The man stubbed out his cigarette on the sole of his shoe and blew the last gray breath in two streams from his nose. “What do you think of our Colonel Nagorski?” he asked.
“I think he is telling the truth,” replied Pekkala.
“I don’t believe it,” replied Stalin. “Perhaps your assistant should be questioning him.”
“Major Kirov,” said Pekkala.
“I know who he is!” Stalin’s voice rose in anger.
Pekkala understood. It was the mention of Kirov’s name which unnerved Stalin, since Kirov was also the name of the former Leningrad Party Chief, who had been assassinated five years earlier.
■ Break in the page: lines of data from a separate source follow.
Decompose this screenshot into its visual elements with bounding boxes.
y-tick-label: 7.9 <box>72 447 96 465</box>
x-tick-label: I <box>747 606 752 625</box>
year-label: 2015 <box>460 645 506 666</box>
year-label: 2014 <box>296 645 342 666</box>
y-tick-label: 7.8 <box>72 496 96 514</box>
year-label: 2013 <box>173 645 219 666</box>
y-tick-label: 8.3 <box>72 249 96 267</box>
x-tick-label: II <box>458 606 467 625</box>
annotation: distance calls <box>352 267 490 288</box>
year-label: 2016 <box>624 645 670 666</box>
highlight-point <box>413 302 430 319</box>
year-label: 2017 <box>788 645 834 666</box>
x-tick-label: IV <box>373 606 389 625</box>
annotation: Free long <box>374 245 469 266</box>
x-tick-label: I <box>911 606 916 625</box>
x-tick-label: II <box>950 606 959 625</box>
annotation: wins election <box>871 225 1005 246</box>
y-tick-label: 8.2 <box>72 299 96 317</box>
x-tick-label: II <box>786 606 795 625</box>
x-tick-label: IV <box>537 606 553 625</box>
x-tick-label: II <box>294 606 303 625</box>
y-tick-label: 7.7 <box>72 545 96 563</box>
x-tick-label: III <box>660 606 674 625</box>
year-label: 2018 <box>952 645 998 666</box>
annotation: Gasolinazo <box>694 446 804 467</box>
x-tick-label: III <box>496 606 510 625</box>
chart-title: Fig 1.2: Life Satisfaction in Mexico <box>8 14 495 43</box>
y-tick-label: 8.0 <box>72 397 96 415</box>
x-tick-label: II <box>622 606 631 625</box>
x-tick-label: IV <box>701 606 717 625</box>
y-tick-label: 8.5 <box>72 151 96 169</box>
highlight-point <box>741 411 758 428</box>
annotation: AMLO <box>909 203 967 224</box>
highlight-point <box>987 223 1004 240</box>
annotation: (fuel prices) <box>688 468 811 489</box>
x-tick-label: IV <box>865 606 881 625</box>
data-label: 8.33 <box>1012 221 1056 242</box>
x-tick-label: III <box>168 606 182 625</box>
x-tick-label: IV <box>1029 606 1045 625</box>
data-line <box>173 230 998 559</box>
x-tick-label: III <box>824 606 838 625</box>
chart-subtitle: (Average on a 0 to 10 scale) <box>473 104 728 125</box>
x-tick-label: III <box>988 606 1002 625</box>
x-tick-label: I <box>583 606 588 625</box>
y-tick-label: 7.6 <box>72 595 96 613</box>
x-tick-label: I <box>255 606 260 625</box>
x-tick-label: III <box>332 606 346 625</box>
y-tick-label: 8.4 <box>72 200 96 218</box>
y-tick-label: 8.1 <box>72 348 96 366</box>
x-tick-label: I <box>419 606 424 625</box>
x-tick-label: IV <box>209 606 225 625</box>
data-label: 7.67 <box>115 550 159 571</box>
The murder of Kirov had weighed upon Stalin, not because of any lasting affection for the man but because it showed that if a person like Kirov could be killed, then Stalin himself might be next. Since Kirov’s death, Stalin had never walked out into the streets, among the people whom he ruled but did not trust.
Stalin kneaded his hands together, cracking his knuckles one after the other. “The Konstantin Project has been compromised, and I believe Nagorski is responsible.”
“I have yet to see the proof of that,” said Pekkala. “Is there something you’re not telling me, Comrade Stalin? Is there some proof that you can show? Or is this just another arrest? In which case, you have plenty of other investigators you could use.”
Stalin rolled the stub of his cigarette between his fingers. “Do you know how many people I allow to speak to me that way?”
“Not many, I imagine,” said Pekkala. Every time he met with Stalin, he became aware of an emotional blankness that seemed to hover around the man. It was something about Stalin’s eyes. The look on his face would change, but the expression in his eyes never did. When Stalin laughed, cajoled, and if that didn’t work, threatened, it was, for Pekkala, like watching an exchange of masks in a Japanese Kabuki play. There were moments, as one mask transformed into another, when it seemed to Pekkala that he could glimpse what lay behind. And what he found there filled him with dread. His only defense was to pretend he could not see it.
Stalin smiled, and suddenly the mask had changed again. “ ‘Not many’ is right. ‘None’ would be more correct. You are right that I do have other investigators, but this case is too important.” Then he put the cigarette butt in his pocket.
Pekkala had watched him do this before. It was a strange habit in a place where even the poorest people threw their cigarette butts on the ground and left them there. Strange, too, for a man who would never run short of the forty cigarettes he smoked each day. Maybe there was some story in it, perhaps dating back to his days as a bank robber in Tblisi. Pekkala wondered if Stalin, like some beggar in the street, removed the remaining tobacco from the stubs and rolled it into fresh cigarettes. Whatever the reason, Stalin kept it to himself.
“I admire your audacity, Pekkala. I like a person who is not afraid to speak his mind. That’s one of the reasons I trust you.”
“All I ask is that you let me do my job,” said Pekkala. “That was our agreement.”
Stalin let his hands fall with an impatient slap against his knees. “Do you know, Pekkala, that my pen once touched the paper of your death sentence? I was that close.” He pinched the air, as if he were still holding that pen, and traced the air with the ghost of his own signature. “I never regretted my choice. And how many years have we been working together now?”
“Six. Almost seven.”
“In all that time, have I ever interfered with one of your investigations?”
“No,” admitted Pekkala.
“And have I ever threatened you, simply because you disagreed with me?”
“No, Comrade Stalin.”
“And that”—Stalin aimed a finger at Pekkala, as if taking aim down the barrel of a gun—“is more than you can say about your former boss, or his meddling wife, Alexandra.”
In that moment Pekkala was hurled back through time.
Like a man snapping out of a trance, he found himself in the Alexander Palace, hand poised to knock upon the Tsar’s study door.